Reset rates apply to many different types of loans. Here’s how they impact your loans and payments.
Definition and Examples of a Reset Rate
A reset rate is the change in a variable interest rate dependent on market conditions. Fixed interest rates don’t change over the life of your loan. Variable interest rates, however, fluctuate. You might start out with a low interest rate, but it could go up if benchmark rates change.
Variable interest rates may be tied to the London Interbank Offered Rate (LIBOR), the federal funds rate, or another type of index. These rates are the benchmarks for setting interest rates. When lenders set the variable interest rate on a product—like a mortgage or a credit card—they use these rates as a starting point and add their own margin on top of it for profit.
For example, say a mortgage lender uses a benchmark rate of 3% and then adds a margin of 2 more percentage points on top of that.
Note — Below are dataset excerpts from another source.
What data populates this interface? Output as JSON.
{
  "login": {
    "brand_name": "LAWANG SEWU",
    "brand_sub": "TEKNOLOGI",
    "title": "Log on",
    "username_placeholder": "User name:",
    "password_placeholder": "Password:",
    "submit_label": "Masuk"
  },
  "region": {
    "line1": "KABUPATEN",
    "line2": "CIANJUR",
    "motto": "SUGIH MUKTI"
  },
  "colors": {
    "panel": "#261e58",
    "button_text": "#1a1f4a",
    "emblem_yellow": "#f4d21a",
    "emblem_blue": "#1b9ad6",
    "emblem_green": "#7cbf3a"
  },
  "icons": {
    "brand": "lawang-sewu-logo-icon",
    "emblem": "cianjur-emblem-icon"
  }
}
Your interest rate would be 5% (3 + 2 = 5).
If the benchmark rate changes, the variable interest rate will follow shortly after. While variable interest rates tend to be lower for many borrowers compared to fixed interest rates, they don’t always stay that way.
Variable interest rates fluctuate, which means you could pay one rate this month and a completely different amount next month. This could impact your budget if you're not prepared for a potential rate increase.
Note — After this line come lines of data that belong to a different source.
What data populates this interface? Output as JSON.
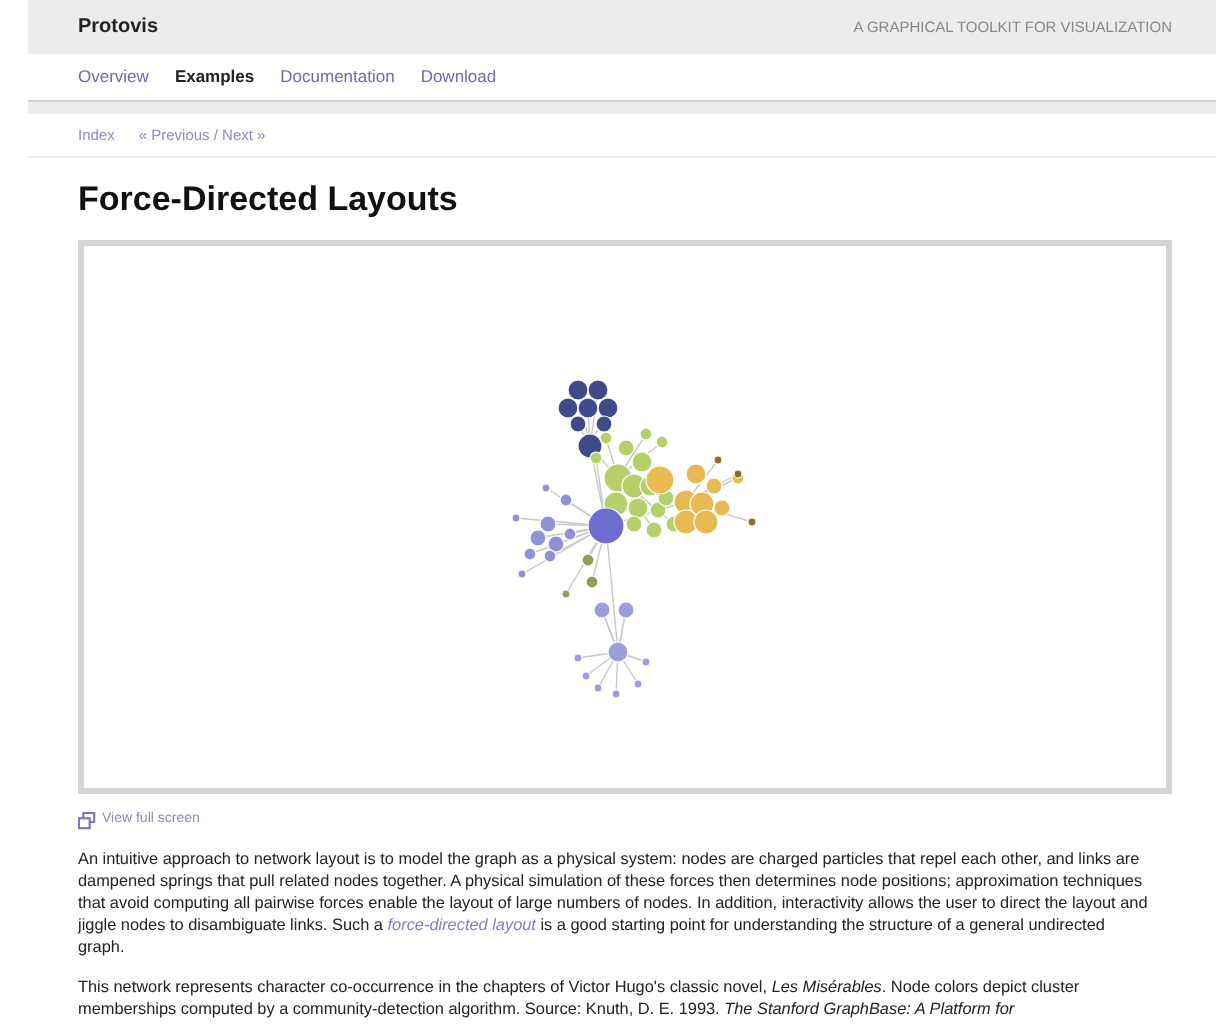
{
  "header": {
    "brand": "Protovis",
    "tagline": "A GRAPHICAL TOOLKIT FOR VISUALIZATION"
  },
  "nav": [
    {
      "label": "Overview",
      "selected": false
    },
    {
      "label": "Examples",
      "selected": true
    },
    {
      "label": "Documentation",
      "selected": false
    },
    {
      "label": "Download",
      "selected": false
    }
  ],
  "breadcrumb": [
    {
      "label": "Index"
    },
    {
      "label": "« Previous / Next »"
    }
  ],
  "title": "Force-Directed Layouts",
  "full_screen_link": "View full screen",
  "paragraph_1": {
    "before": "An intuitive approach to network layout is to model the graph as a physical system: nodes are charged particles that repel each other, and links are dampened springs that pull related nodes together. A physical simulation of these forces then determines node positions; approximation techniques that avoid computing all pairwise forces enable the layout of large numbers of nodes. In addition, interactivity allows the user to direct the layout and jiggle nodes to disambiguate links. Such a",
    "link": "force-directed layout",
    "after": "is a good starting point for understanding the structure of a general undirected graph."
  },
  "paragraph_2": "This network represents character co-occurrence in the chapters of Victor Hugo's classic novel, *Les Misérables*. Node colors depict cluster memberships computed by a community-detection algorithm. Source: Knuth, D. E. 1993. *The Stanford GraphBase: A Platform for*"
}
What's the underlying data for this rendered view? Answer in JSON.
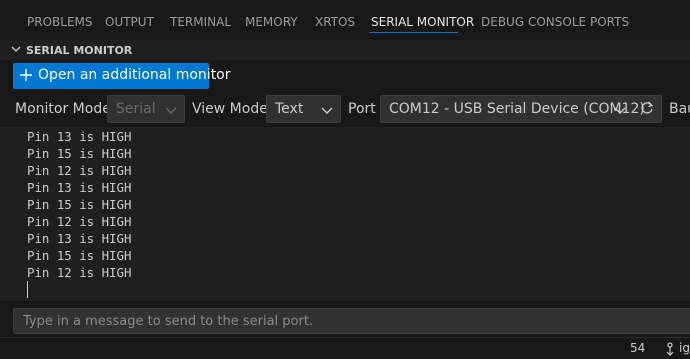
{
  "tabs": [
    {
      "label": "PROBLEMS"
    },
    {
      "label": "OUTPUT"
    },
    {
      "label": "TERMINAL"
    },
    {
      "label": "MEMORY"
    },
    {
      "label": "XRTOS"
    },
    {
      "label": "SERIAL MONITOR"
    },
    {
      "label": "DEBUG CONSOLE"
    },
    {
      "label": "PORTS"
    }
  ],
  "active_tab": "SERIAL MONITOR",
  "section": {
    "title": "SERIAL MONITOR"
  },
  "open_monitor_button": {
    "label": "Open an additional monitor"
  },
  "controls": {
    "monitor_mode": {
      "label": "Monitor Mode",
      "value": "Serial"
    },
    "view_mode": {
      "label": "View Mode",
      "value": "Text"
    },
    "port": {
      "label": "Port",
      "value": "COM12 - USB Serial Device (COM12)"
    },
    "baud": {
      "label": "Bau"
    }
  },
  "output_lines": [
    "Pin 13 is HIGH",
    "Pin 15 is HIGH",
    "Pin 12 is HIGH",
    "Pin 13 is HIGH",
    "Pin 15 is HIGH",
    "Pin 12 is HIGH",
    "Pin 13 is HIGH",
    "Pin 15 is HIGH",
    "Pin 12 is HIGH"
  ],
  "message_input": {
    "placeholder": "Type in a message to send to the serial port.",
    "value": ""
  },
  "status_bar": {
    "count": "54",
    "branch_text": "ig"
  },
  "colors": {
    "accent": "#0078d4",
    "background": "#181818",
    "panel": "#1f1f1f"
  },
  "icons": {
    "section_toggle": "chevron-down-icon",
    "add": "plus-icon",
    "dropdown": "chevron-down-icon",
    "refresh": "refresh-icon",
    "status": "git-branch-icon"
  }
}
How Does a Reset Rate Work?
Any variable interest rate is set to change when a reset rate comes up. This can happen with credit cards, student loans, auto loans, and—most notably—home loans.
Adjustable rate mortgages (ARMs) use variable interest rates. When the rate “resets,” you’ll get a new interest rate and then a new payment. For ARMs, you might see a change after the first year or at the five-year mark depending on your home loan agreement.
Some adjustable and variable interest rates have caps. This means lenders have a limit on how much they can increase your rate during a specific time period. If you have a loan with a variable interest rate, check with your lender to see what that cap is.
You might also see a reset rate in bonds. Like other types of reset rates, bonds will change their interest rate based on the market value. These tend to happen on certain dates, not necessarily on or around when the federal funds rate changes. A reset rate could also change based on the company’s performance to protect the investors of that bond.
When calculating your reset rate, there are two figures you should be aware of: the index and the margin.
- Index: This is the LIBOR, the federal funds rate, or another benchmark figure.
- Margin: This is the percentage increase set by your lender. It’s what the lender will tack onto the index rate to earn a profit.
Your margin rate is specific to you based on your credit history. The better your credit, the lower your margin rate. If you have excellent credit, you might only see a minimal change when your reset rate comes along.
Your lender will also detail in your agreement when a reset rate will take place. For instance, in a three-year ARM, you won’t see a change in your interest rate for the first three years of your mortgage. After that, your lender will send you a letter detailing any changes that are coming and when those changes will happen. Sometimes this is 30 days out from your next payment. It can be longer or shorter depending on the lender and the terms of your agreement.
- A reset rate is a new rate that kicks in when you have a variable interest rate. Your rate could go up or down based on changes with its corresponding index.
- Reset rates are based on two parts of the variable interest rate: the index (the LIBOR or federal funds rate) and the margin (how much your lender charges to earn a profit).
- You might see a reset rate in your mortgage, auto loan, student loan, and even some investment accounts, like bonds.
- Since the margin your lender sets is unique to your loan and based on your credit history, your reset rate will adjust accordingly based on those factors, as well.